T-test and Chi-square tests were used to examine the distribution of the variables by VI at baseline. Mean, standard deviation (SD), and ranges were reported for continuous variables (age and years of education). Frequency and percents were reported for variables that were categorized (socio-demographics, smoking, BMI, comorbidities, cognitive impairment, depressive symptoms, and hearing impairment). T-test was performed for continuous variables with normal distribution and the p-value chosen was based on the homogeneity of variance assumption. Chi-square tests and Fisher’s Exact test were conducted to test the differences of the categorical variables.
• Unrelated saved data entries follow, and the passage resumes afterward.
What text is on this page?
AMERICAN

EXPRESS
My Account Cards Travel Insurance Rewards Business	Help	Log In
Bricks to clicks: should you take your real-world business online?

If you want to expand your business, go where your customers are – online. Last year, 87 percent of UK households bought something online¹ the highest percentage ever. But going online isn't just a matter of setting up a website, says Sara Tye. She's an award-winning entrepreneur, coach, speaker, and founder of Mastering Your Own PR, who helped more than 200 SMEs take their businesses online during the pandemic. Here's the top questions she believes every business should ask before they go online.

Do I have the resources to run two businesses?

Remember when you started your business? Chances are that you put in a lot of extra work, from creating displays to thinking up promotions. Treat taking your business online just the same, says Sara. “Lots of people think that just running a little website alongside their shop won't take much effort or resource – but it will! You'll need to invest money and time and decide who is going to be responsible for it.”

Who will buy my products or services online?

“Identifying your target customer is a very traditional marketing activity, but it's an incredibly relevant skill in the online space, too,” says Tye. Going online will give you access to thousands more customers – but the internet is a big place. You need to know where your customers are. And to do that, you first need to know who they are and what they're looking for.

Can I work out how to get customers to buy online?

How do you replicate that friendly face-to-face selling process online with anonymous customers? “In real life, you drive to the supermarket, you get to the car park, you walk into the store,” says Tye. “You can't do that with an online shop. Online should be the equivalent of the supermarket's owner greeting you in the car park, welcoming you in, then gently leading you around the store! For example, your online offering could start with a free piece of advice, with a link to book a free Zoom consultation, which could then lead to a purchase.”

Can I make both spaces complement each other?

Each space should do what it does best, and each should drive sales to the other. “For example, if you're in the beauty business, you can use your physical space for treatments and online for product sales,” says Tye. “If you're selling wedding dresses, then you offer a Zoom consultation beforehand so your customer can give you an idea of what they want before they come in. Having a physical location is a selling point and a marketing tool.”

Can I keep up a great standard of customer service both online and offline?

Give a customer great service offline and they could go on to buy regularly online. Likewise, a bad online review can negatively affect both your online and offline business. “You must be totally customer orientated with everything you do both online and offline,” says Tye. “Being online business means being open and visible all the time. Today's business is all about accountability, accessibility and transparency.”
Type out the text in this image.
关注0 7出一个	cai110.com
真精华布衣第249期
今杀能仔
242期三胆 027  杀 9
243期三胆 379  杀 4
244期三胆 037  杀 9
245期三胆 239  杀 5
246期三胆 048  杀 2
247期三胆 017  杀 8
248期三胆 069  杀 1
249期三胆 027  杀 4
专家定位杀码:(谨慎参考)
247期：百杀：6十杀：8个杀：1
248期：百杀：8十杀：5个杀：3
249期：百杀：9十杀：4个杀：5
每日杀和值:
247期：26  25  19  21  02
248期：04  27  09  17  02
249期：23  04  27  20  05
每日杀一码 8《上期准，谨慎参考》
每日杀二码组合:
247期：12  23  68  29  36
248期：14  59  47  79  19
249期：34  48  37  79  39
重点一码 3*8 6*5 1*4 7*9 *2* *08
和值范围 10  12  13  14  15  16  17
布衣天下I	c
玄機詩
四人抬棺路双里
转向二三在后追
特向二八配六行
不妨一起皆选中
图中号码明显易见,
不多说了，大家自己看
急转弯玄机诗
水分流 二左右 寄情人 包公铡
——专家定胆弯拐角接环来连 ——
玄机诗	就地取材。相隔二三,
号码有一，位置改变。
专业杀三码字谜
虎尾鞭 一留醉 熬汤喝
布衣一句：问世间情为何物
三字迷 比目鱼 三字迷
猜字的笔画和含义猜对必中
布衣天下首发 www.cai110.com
The odds ratio (OR) and 95% Confidence Interval (CI) of frailty as a function of VI were estimated using Generalized Estimating Equation (GEE) models with logit link for a binomial distribution and the autoregressive covariance structure to account for repeated measures of participants. The covariance matrixes for GEE models were chosen based on the Akaike information criterion and Bayesian information criterion values (Zeger & Liang, 1986). Using GEE models, we minimize the selection bias from missing information, since this procedure allows for the use of all available data from all follow-up interviews while accounting for differences in the follow-up duration; we therefore lose only the observations for which the participant is missing, and not all the measurements. To estimate the working correlation parameters, all non-missing pairs of data were used from the same participants over time. All models were controlled for sociodemographic and health factors over time. All variables were analyzed as time varying (potential to change over time) except for sex, education, and nativity. Age and years of education were analyzed as continuous variables in the GEE analysis and all other covariates were analyzed as categorical. Participants who died, refused to participate, or were lost to follow up were included until their last follow-up date (last interview date over the 18-year follow-up period). Analyses were performed using SAS, version 9.0 (SAS Institute, Inc., Cary, NC). A p-value of < 0.05 was considered statistically significant.

RESULTS

Table 1 presents baseline descriptive characteristics of the sample among non-frail participants at baseline. The mean age of the overall sample was 76.68 (SD ± 5.11) years, and the mean years of education was 5.15 (SD ± 3.95). The overall sample was primarily female (57.74%), married (54.66%), US born (58.02%), had financial strain (52.15%), and were not currently smoking (89.27%). The most common comorbidities were arthritis (47.67%), hypertension (46.08%), and diabetes (26.68%). Approximately forty percent were overweight, followed by obesity category 1 (24.44%), normal weight (24.25%), obesity category 2 (10.07%), and underweight (1.31%). About twenty nine percent had a MMSE score < 21, 19.50% indicated having a hearing impairment, and 9.98% had high depressive symptoms.

Table 1.

Baseline descriptive characteristics of the overall sample and by vision impairment (near or distant) among Mexican American older adults (n=1072).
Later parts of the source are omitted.